I have been a registered as a patent agent with the US Patent and Trademark Office since 28 April 1998. I worked for Pirelli Cables and Systems (now Prysmian Cables and Systems) in Lexington, SC as a patent agent (among other things) until early 2004. Presently I work as a sole practitioner patent agent, writing applications for both corporations and independent inventors.

I hold a Master’s degree in Physics and have worked in industry in research and development for nine years before I started drafting patent applications. I am named as an inventor on two patents myself.

In my years of research and development and in writing patent applications I have gained experience in many fields. However, I do not draft patent applications in all fields, biotechnology and computer programs to name two.

I offer the following patent-related services:

*Drafting of Patent Specification and Claims
*Filing Patent Application with USPTO (both provisional and utility)
*Drafting Office Action responses on a filed patent application.
*If an inventor wants to write the patent application him/herself, I do offer to look it over and suggest editorial changes to make it conform more particularly to the USPTO format.
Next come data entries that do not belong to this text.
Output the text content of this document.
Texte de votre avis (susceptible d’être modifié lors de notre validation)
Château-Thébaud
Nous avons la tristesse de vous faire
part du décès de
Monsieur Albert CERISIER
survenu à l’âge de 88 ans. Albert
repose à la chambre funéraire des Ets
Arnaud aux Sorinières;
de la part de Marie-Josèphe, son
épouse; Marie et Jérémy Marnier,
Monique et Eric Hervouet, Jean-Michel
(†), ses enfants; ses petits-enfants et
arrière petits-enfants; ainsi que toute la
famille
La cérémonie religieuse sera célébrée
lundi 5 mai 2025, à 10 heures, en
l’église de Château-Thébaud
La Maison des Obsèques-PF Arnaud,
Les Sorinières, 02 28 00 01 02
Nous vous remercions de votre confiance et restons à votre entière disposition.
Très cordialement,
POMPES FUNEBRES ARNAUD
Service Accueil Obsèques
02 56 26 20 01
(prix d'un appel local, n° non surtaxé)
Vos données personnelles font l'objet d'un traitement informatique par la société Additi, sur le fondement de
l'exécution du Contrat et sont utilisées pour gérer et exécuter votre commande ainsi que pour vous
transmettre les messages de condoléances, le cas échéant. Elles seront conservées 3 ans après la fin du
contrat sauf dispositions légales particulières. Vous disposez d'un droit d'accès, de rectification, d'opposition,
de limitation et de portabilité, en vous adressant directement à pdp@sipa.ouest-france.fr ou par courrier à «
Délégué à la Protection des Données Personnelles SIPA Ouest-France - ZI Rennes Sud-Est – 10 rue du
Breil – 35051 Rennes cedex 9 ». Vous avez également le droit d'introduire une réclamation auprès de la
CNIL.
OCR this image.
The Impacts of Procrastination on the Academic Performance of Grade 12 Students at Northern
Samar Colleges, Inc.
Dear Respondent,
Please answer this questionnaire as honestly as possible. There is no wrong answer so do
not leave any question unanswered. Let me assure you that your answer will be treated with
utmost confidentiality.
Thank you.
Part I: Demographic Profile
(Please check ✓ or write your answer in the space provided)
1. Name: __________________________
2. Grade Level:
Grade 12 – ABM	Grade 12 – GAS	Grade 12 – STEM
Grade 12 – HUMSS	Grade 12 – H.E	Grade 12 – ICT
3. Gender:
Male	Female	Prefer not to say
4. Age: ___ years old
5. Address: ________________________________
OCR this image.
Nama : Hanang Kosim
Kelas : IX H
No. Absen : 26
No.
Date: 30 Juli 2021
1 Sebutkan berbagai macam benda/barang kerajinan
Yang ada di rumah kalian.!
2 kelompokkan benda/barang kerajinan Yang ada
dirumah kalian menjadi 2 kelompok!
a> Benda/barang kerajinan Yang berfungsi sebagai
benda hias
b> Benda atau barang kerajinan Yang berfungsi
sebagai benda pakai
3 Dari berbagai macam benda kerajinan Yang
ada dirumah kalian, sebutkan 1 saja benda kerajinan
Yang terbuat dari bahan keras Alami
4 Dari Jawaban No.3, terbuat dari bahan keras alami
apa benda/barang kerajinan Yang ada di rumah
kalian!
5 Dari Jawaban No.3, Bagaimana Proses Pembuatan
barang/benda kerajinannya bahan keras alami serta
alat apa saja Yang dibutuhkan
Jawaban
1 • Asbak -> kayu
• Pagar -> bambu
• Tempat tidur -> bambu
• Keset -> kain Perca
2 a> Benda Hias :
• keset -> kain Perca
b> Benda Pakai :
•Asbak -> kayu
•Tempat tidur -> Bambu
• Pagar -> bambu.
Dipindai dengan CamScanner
For the above services I charge reasonable hourly fee with a free initial consultation-not to exceed one hour.


After the free initial consultation I may decide I can not take a client’s case. This may be because the invention presents a conflict of interest for me (too close to the inventions of another client), the invention may not be in my fields of expertise, or I may feel that the invention is not patentable based on the consultation, preliminary searches, or my own knowledge.

I do NOT provide marketing studies, contracts, licensing, or negotiations or advice on starting a business.

In my posts, I hope to provide some insight into the world of patents and inventions.